How N.Korean Heavy Torpedo Could Have Sunk Cheonan

      April 26, 2010 11:20

      Defense Minister Kim Tae-young's comments on Sunday that a bubble jet caused by a heavy torpedo was the most likely cause of the blast that sank the Navy corvette Cheonan have put North Korean heavy torpedoes on the top of the list of suspects.

      It is difficult to imagine a country other than North Korea launching a torpedo attack against a South Korean warship, and the extent of damage the Cheonan suffered has made a heavy torpedo the probable cause. Military experts believe North Korea has four types of heavy torpedoes: Yu-3G, ET-80A, TYPE 53-59, and the TYPE 53-56.

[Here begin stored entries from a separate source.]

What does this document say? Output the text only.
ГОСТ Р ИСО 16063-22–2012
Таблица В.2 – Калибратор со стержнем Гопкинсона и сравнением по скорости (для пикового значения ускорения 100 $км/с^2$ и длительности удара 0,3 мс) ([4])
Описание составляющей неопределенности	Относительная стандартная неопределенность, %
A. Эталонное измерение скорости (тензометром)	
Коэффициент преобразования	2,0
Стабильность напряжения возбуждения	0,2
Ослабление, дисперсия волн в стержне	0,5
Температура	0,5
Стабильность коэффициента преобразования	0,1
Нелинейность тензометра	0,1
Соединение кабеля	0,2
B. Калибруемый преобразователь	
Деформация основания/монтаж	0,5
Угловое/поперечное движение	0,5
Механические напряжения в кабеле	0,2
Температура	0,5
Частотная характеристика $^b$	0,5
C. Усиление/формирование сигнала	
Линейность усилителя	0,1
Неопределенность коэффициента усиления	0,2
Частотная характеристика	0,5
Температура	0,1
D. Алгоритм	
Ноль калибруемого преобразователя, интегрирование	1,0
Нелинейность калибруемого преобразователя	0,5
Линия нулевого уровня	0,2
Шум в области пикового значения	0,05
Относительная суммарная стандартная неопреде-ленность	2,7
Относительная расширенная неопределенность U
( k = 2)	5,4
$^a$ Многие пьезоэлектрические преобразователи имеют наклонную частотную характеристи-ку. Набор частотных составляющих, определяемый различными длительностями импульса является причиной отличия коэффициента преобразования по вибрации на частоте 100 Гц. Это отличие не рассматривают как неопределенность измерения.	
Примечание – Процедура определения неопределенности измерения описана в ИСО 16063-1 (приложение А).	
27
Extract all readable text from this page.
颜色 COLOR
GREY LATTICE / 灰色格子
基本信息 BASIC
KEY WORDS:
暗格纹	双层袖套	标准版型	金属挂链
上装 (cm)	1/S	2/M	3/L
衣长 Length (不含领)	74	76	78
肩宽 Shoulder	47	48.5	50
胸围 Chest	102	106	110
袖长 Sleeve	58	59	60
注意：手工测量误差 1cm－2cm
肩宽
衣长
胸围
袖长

      One source said if a North Korean torpedo was the culprit, it would most likely have been a Yu-3G. Developed in China during the mid 1980s, the Yu-3G is a "passive acoustic homing" torpedo that tracks the sounds of a vessel's propellers and its wake and attacks accordingly. Experts believe the North would have equipped the Yu-3G with a fuse that can be detonated by the magnetic field generated by a vessel.

      The lower part of the Cheonan, beneath the gas turbine room where the external explosion is believed to have happened, is the part of a ship that produces the strongest magnetic field. When equipped with a 200 kg high explosive, the Yu-3G, with a range of 12 km, is said to be strong enough to split a warship the size of the Cheonan in half.

      The ET-80A is also a passive acoustic homing torpedo with a range of 7.3 km. The Type 53-59 and Type 53-56 torpedoes, which were developed in the former Soviet Union and were exported to China and North Korea, are straight-track projectiles that travel in a straight line toward their targets after being fired.